Юра стремительно поднялся, сбегал в избу и вынес оттуда большую алюминиевую кружку. Протянул ее седобородому:
— Пейте на здоровье.
— Спасибо, молодой человек.
Пили они по очереди, и очень интересно было наблюдать за ними. Сперва, неторопливо и с достоинством, осушил кружку старик, потом утолили жажду люди пожилые, затем молодые парни. А уж после всех заполучили кружку женщины.
Напившись и похвалив воду — студеная, вкусная! — цыгане пошли в село. Кружка осталась на срубе.
Тут как раз появился отец. Разгоряченный знойным солнцем и ходьбой, он примедлил шаг у колодезного сруба, зачерпнул воду из бадейки, поднес кружку к губам.
— Папа,— крикнул ему Юра,— из нее цыгане пили!
— Всяк человек — человек,— почти библейской мудростью отозвался отец и, вытирая губы тыльной стороной руки, скомандовал: — Ты, Юра, Зою поторопи: пусть на стол накрывает живее — делов ныне невпроворот. Мать-то пришла, что ли?
Коси, коса, пока роса...
Мышцы рук, особенно правой, туго стягивает непосильная усталость. Вышли мы в луга спозаранку, и вот уже солнце плывет почти в самой верхней точке неба, и тени наши на земле куцы, обрублены, и роса давно спала, а мы все машем и машем косами, торопясь закончить длинный прогон. Мы, мальчишки, идем за взрослыми колхозниками, за опытными косцами, а они, кажется, не знают устали.
Пот заливает глаза, прибаливают обожженные солнцем плечи. Утром мама хотела смазать их гусиным салом. Я не послушался, а зря...
Но вот наш бригадир, высокий, жилистый и неутомимый старик, кричит:
— Шабаш!
Мужики и парни валятся в траву, кисет идет по рукам. Мне очень хочется закурить, как закуривают взрослые: не торопясь свернуть цигарку, вкусно затянуться горьковатой махоркой. Велико мальчишеское искушение, но... узнает отец — пощады не жди. И я лежу на спине, прищурив глаза, смотрю в небо и думаю о том, что сегодня самый длинный летний день, макушка лета, и, быть может, самый жаркий. И о том еще, что в деревне, как начинается страдная пора, забывают люди о выходных. Вот сегодня, к примеру, воскресенье, а у нас самый разгар работы.
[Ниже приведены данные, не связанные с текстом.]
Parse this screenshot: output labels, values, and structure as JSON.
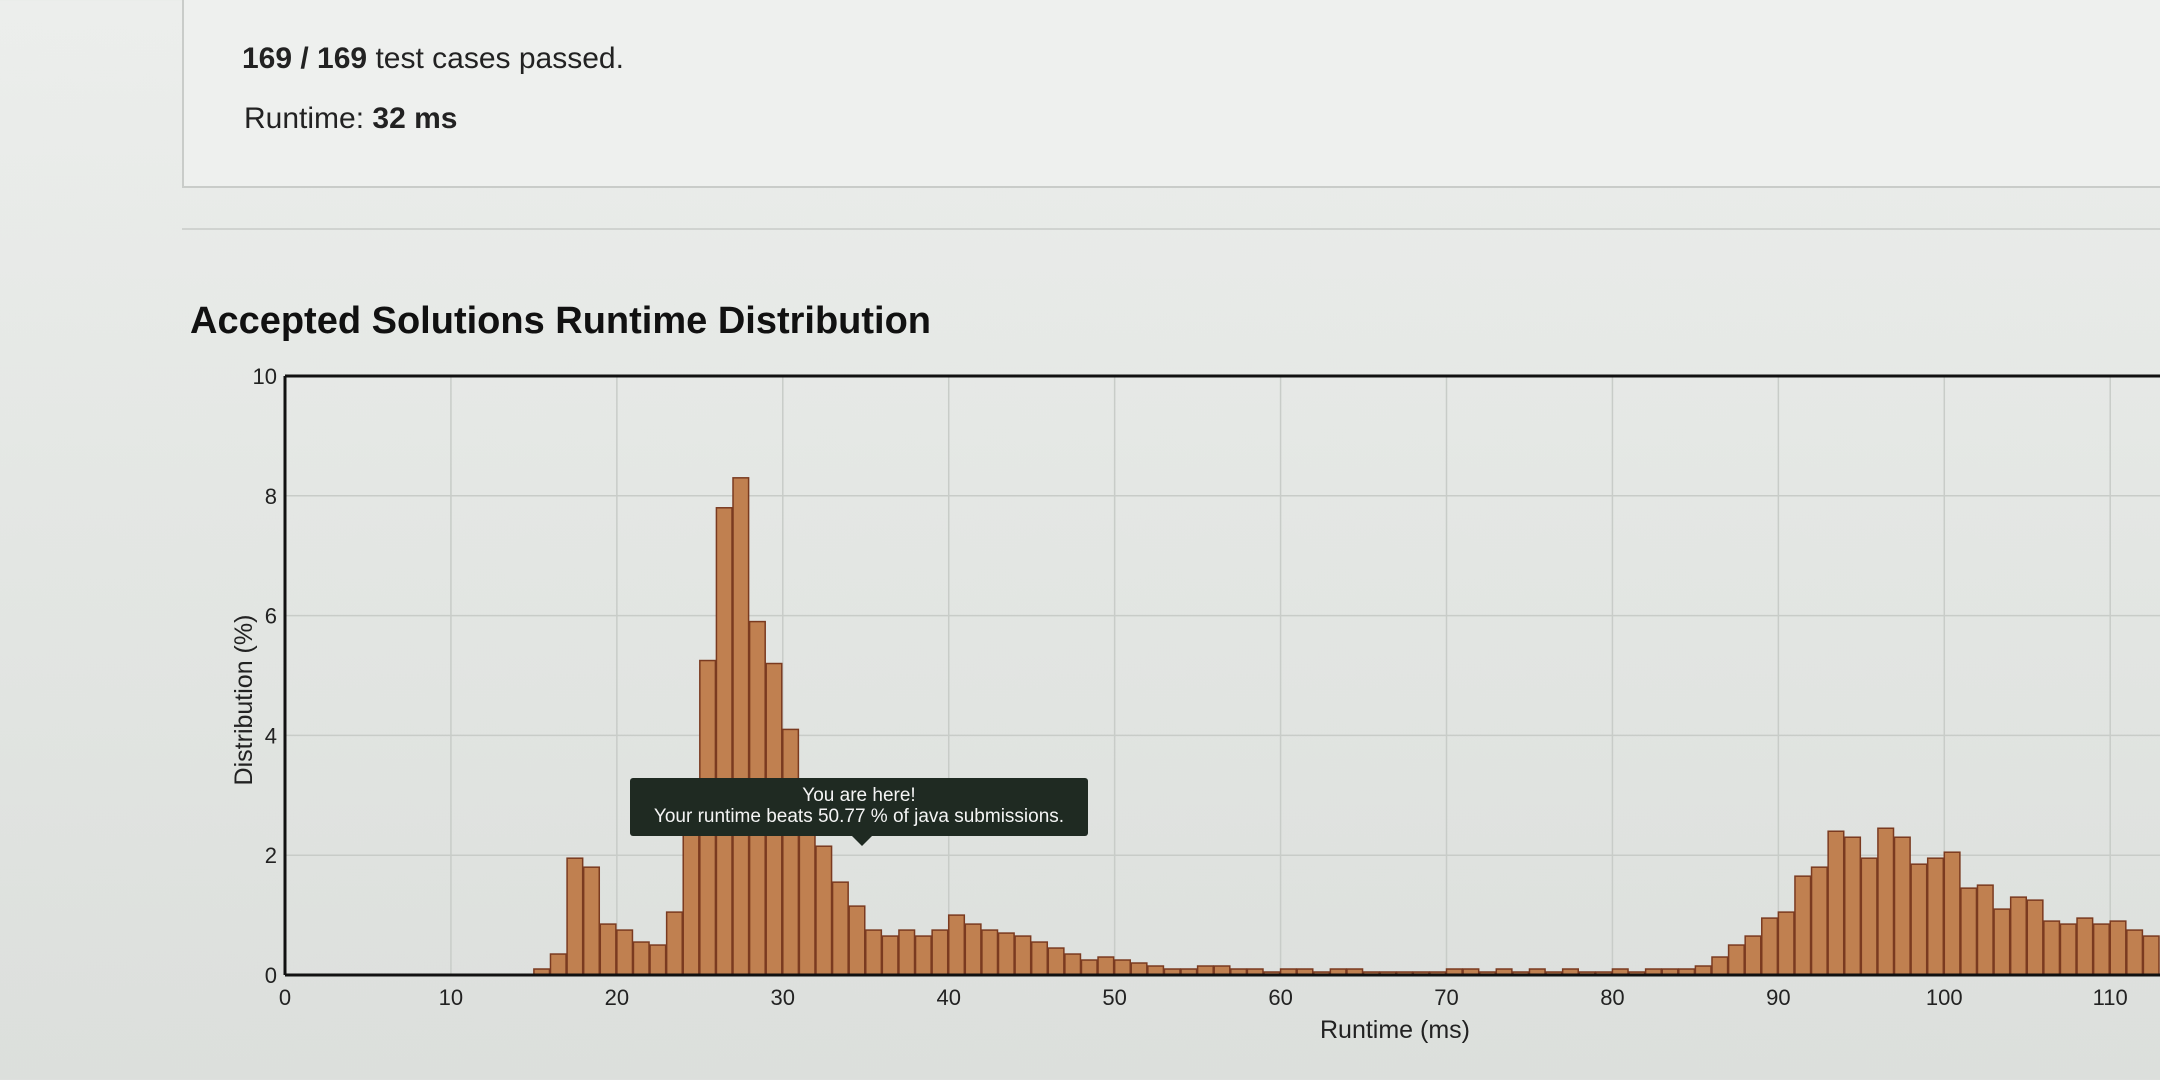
{
  "result": {
    "passed": "169 / 169",
    "passed_suffix": " test cases passed.",
    "runtime_label": "Runtime: ",
    "runtime_value": "32 ms"
  },
  "tooltip": {
    "line1": "You are here!",
    "line2": "Your runtime beats 50.77 % of java submissions."
  },
  "colors": {
    "bar_fill": "#c08050",
    "bar_stroke": "#7a3a20",
    "grid": "#c8ccc8",
    "axis": "#111111"
  },
  "chart_data": {
    "type": "bar",
    "title": "Accepted Solutions Runtime Distribution",
    "xlabel": "Runtime (ms)",
    "ylabel": "Distribution (%)",
    "xlim": [
      0,
      113
    ],
    "ylim": [
      0,
      10
    ],
    "xticks": [
      0,
      10,
      20,
      30,
      40,
      50,
      60,
      70,
      80,
      90,
      100,
      110
    ],
    "yticks": [
      0,
      2,
      4,
      6,
      8,
      10
    ],
    "bin_width": 1,
    "grid": true,
    "highlight_runtime": 32,
    "x": [
      15,
      16,
      17,
      18,
      19,
      20,
      21,
      22,
      23,
      24,
      25,
      26,
      27,
      28,
      29,
      30,
      31,
      32,
      33,
      34,
      35,
      36,
      37,
      38,
      39,
      40,
      41,
      42,
      43,
      44,
      45,
      46,
      47,
      48,
      49,
      50,
      51,
      52,
      53,
      54,
      55,
      56,
      57,
      58,
      59,
      60,
      61,
      62,
      63,
      64,
      65,
      66,
      67,
      68,
      69,
      70,
      71,
      72,
      73,
      74,
      75,
      76,
      77,
      78,
      79,
      80,
      81,
      82,
      83,
      84,
      85,
      86,
      87,
      88,
      89,
      90,
      91,
      92,
      93,
      94,
      95,
      96,
      97,
      98,
      99,
      100,
      101,
      102,
      103,
      104,
      105,
      106,
      107,
      108,
      109,
      110,
      111,
      112
    ],
    "values": [
      0.1,
      0.35,
      1.95,
      1.8,
      0.85,
      0.75,
      0.55,
      0.5,
      1.05,
      3.1,
      5.25,
      7.8,
      8.3,
      5.9,
      5.2,
      4.1,
      2.85,
      2.15,
      1.55,
      1.15,
      0.75,
      0.65,
      0.75,
      0.65,
      0.75,
      1.0,
      0.85,
      0.75,
      0.7,
      0.65,
      0.55,
      0.45,
      0.35,
      0.25,
      0.3,
      0.25,
      0.2,
      0.15,
      0.1,
      0.1,
      0.15,
      0.15,
      0.1,
      0.1,
      0.05,
      0.1,
      0.1,
      0.05,
      0.1,
      0.1,
      0.05,
      0.05,
      0.05,
      0.05,
      0.05,
      0.1,
      0.1,
      0.05,
      0.1,
      0.05,
      0.1,
      0.05,
      0.1,
      0.05,
      0.05,
      0.1,
      0.05,
      0.1,
      0.1,
      0.1,
      0.15,
      0.3,
      0.5,
      0.65,
      0.95,
      1.05,
      1.65,
      1.8,
      2.4,
      2.3,
      1.95,
      2.45,
      2.3,
      1.85,
      1.95,
      2.05,
      1.45,
      1.5,
      1.1,
      1.3,
      1.25,
      0.9,
      0.85,
      0.95,
      0.85,
      0.9,
      0.75,
      0.65
    ]
  }
}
— Ден пять такая погода постоит — управимся с сенокосом,— степенно рассуждает бригадир.— Добрая будет у животинки зима, трава ноне богатая.
Пять дней — ерунда, мы уже больше в лугах трудимся. Поначалу ой как трудно было, а сейчас ничего, сейчас я втянулся...
— Кому близко — могут домой идти обедать,— разрешает бригадир.
Мне до дому — рукой подать, а перерыв у нас долгий, и я, оставив косу на лугу, иду домой. Есть, правда, не очень хочется, но молочка — холодного, из погреба! — испить кстати будет.
Дорога моя — через поляну, на которой вчера цыгане разбивали свой лагерь. Ушли они ночью, тихо ушли, незаметно, и только выжженная на месте недавнего костра земля, ненужное тряпье и бумага да выщипанная их конягами трава напоминают о том, что совсем недавно здесь стоял табор.
как умею, напеваю я и чувствую, что губы у меня потрескались от жары и жажды, и размышляю о том, что ведь и в самом деле неплохо бы оно было — прибиться к цыганскому табору, побродить по земле. Сколько, должно быть, видят они сел и городов, людей интересных встречают, а люди те все по-разному, всяк на свой манер живут. Побродить с цыганами лето, а осенью вернуться домой, и тогда уже не дядя Павел мне — я расскажу ему занятные и диковинные истории...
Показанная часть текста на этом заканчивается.